Ya Trabzonspor’a?.. İşte burası daha önemli, Yusuf Yazıcı adında bir yıldız adayını...
Filmi hemen geri saralım. Fenerbahçe devre arasında talip olmasa, Ekici sezon sonuna dek Trabzonspor’da oynayacak mıydı? Yüzde 80 evet.
Ekici kalsaydı, ara transferde kiralık verilmesi planlanan Yusuf Yazıcı kadroda yer bulabilecek miydi? En azından hocasının ilk tercihi olmayacaktı.
Futbolcunun inadı, Fenerbahçe’nin ısrarı, Trabzonspor’a büyük kıyak oldu!
Yönetim baktı ki elinde bir yıldız adayı var, 5 yıllık imzayı attırdı Trabzon’un evladına! Bugün bonservisine 10 milyon euro yazılan genç oyuncu, Karadeniz temsilcisinin “şans eseri” de olsa en önemli yatırımı artık.
20 yaşında Avrupa’nın da radarına giren Yusuf, işlenme aşamasındaki bir cevher. Aslında o cevher Trabzonspor’un kasasında duruyordu da, kıymetini anlayabilen yoktu.
Fenerbahçe ve Ekici marifetiyle Yusuf Yazıcı gibi bir değer keşfedildi ise, yönetim ve teknik heyet gözünü dört açmalı. Yıllardır saçma transfer politikaları ile kulüp batma noktasına getirildi. Oysa Trabzon’un bereketli toprağından futbolcu fışkırıyor. Her sezon bir-iki Yusuf çıkarabilseniz, geleceği kurtulur kulübün.

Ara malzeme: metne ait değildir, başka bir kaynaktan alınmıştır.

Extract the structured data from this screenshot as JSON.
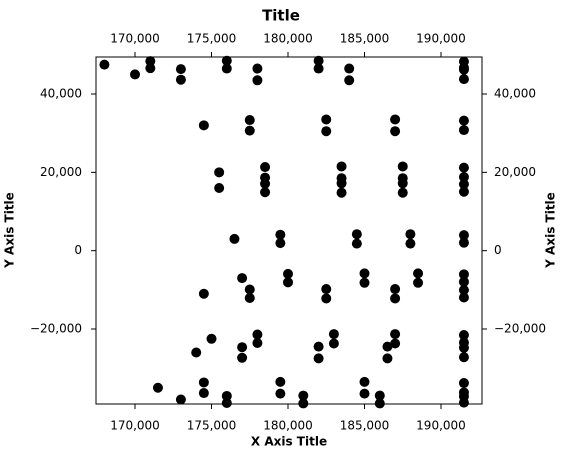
{
  "chart_data": {
    "type": "scatter",
    "title": "Title",
    "x_label": "X Axis Title",
    "y_label": "Y Axis Title",
    "color": "#000000",
    "xlim": [
      167450,
      192680
    ],
    "ylim": [
      -39150,
      49450
    ],
    "xticks": [
      {
        "value": 170000,
        "label": "170,000"
      },
      {
        "value": 175000,
        "label": "175,000"
      },
      {
        "value": 180000,
        "label": "180,000"
      },
      {
        "value": 185000,
        "label": "185,000"
      },
      {
        "value": 190000,
        "label": "190,000"
      }
    ],
    "yticks": [
      {
        "value": -20000,
        "label": "−20,000"
      },
      0,
      {
        "value": 20000,
        "label": "20,000"
      },
      {
        "value": 40000,
        "label": "40,000"
      }
    ],
    "x": [
      168000,
      171000,
      171000,
      176000,
      176000,
      182000,
      182000,
      191500,
      191500,
      170000,
      173000,
      173000,
      178000,
      178000,
      184000,
      184000,
      191500,
      191500,
      174500,
      177500,
      177500,
      182500,
      182500,
      187000,
      187000,
      191500,
      191500,
      175500,
      178500,
      178500,
      183500,
      183500,
      187500,
      187500,
      191500,
      191500,
      175500,
      178500,
      178500,
      183500,
      183500,
      187500,
      187500,
      191500,
      191500,
      176500,
      179500,
      179500,
      184500,
      184500,
      188000,
      188000,
      191500,
      191500,
      177000,
      180000,
      180000,
      185000,
      185000,
      188500,
      188500,
      191500,
      191500,
      174500,
      177500,
      177500,
      182500,
      182500,
      187000,
      187000,
      191500,
      191500,
      175000,
      178000,
      178000,
      183000,
      183000,
      187000,
      187000,
      191500,
      191500,
      174000,
      177000,
      177000,
      182000,
      182000,
      186500,
      186500,
      191500,
      191500,
      171500,
      174500,
      174500,
      179500,
      179500,
      185000,
      185000,
      191500,
      191500,
      173000,
      176000,
      176000,
      181000,
      181000,
      186000,
      186000,
      191500,
      191500
    ],
    "values": [
      47500,
      48400,
      46600,
      48500,
      46500,
      48500,
      46500,
      48300,
      46700,
      45000,
      46350,
      43650,
      46500,
      43500,
      46500,
      43500,
      46200,
      43800,
      32000,
      33350,
      30650,
      33500,
      30500,
      33500,
      30500,
      33200,
      30800,
      20000,
      21350,
      18650,
      21500,
      18500,
      21500,
      18500,
      21200,
      18800,
      16000,
      17080,
      14920,
      17200,
      14800,
      17200,
      14800,
      16960,
      15040,
      3000,
      4080,
      1920,
      4200,
      1800,
      4200,
      1800,
      3960,
      2040,
      -7000,
      -5920,
      -8080,
      -5800,
      -8200,
      -5800,
      -8200,
      -6040,
      -7960,
      -11000,
      -9920,
      -12080,
      -9800,
      -12200,
      -9800,
      -12200,
      -10040,
      -11960,
      -22500,
      -21420,
      -23580,
      -21300,
      -23700,
      -21300,
      -23700,
      -21540,
      -23460,
      -26000,
      -24650,
      -27350,
      -24500,
      -27500,
      -24500,
      -27500,
      -24800,
      -27200,
      -35000,
      -33650,
      -36350,
      -33500,
      -36500,
      -33500,
      -36500,
      -33800,
      -36200,
      -38000,
      -37100,
      -38900,
      -37000,
      -39000,
      -37000,
      -39000,
      -37200,
      -38800
    ]
  }
}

Yapacağınız, biraz cesaret ve motivasyon, azıcık da öz güven katmaktır altyapıda sırasını bekleyenlere...
Cumhurbaşkanı bile dayanamadı!
Arda Turan’ın Kosova maçı öncesi sebep olduğu vukuat ve sonrasında yaşananlar, kabak tadı verdi.
Ancak tarafların karşılıklı açıklamaları, milli takımın nasıl bir kaos ortamında çırpındığını görmek açısından yararlı oldu!
Öyle ki, kimin doğru söylediğini, kimin olayları çarpıttığını saptamak için yalan makinesi getirseniz, dayanamaz sigortası atar.
Ne demişti Arda prim haberlerine tepki olarak? “Bunları kimlerin sızdırdığını biliyorum. Bu haberleri kim sızdırdı ise onlar gidecek.”
Tanığı, ara bulucu (!) Emre Belözoğlu da “Öyle olacak, kim çıkarttı ise...”sözleriyle kardeşine destek vermişti.
Fatih Terim’in yanıtı ise: “Hande Sümertaş ve Bülent Bayraktar... Onları size vereceğimizi mi zannettiniz?” olmuştu.
Düşünebiliyor musunuz, biri milli, diğeri eski milli iki futbolcu, Terim’in ekibinde çalışanları görevden aldıracak kudreti ve gücü görüyorlardı kendilerinde!
Belli ki ipin ucu çoktan kaçmış, işin çivisi çıkmıştı.
Cumhurbaşkanı Recep Tayyip Erdoğan büyük resim üzerinden mesajı vermese, bu tartışma daha aylarca sürüp gidecekti.
Erdoğan’ın “Sporcu da olsanız milletin gönlünde yer edinmek kolay değildir. Başarmışsanız toplumsal bir sorumluluk üstlenmişsiniz demektir. Bunu taşıyamayanlar, sadece kendilerine değil, temsil ettikleri camiaya ve milletimize de zarar verdiklerini bilmelidirler” uyarısı, aynı safta duranları kendine getirdi mi, bilemeyiz.
Üzücü olan, illa birinin sopayı göstermesi ve insanların hizaya geçmesi!
Ben çok umutlu değilim, kriz eylül ayına kadar ara verdi, o kadar!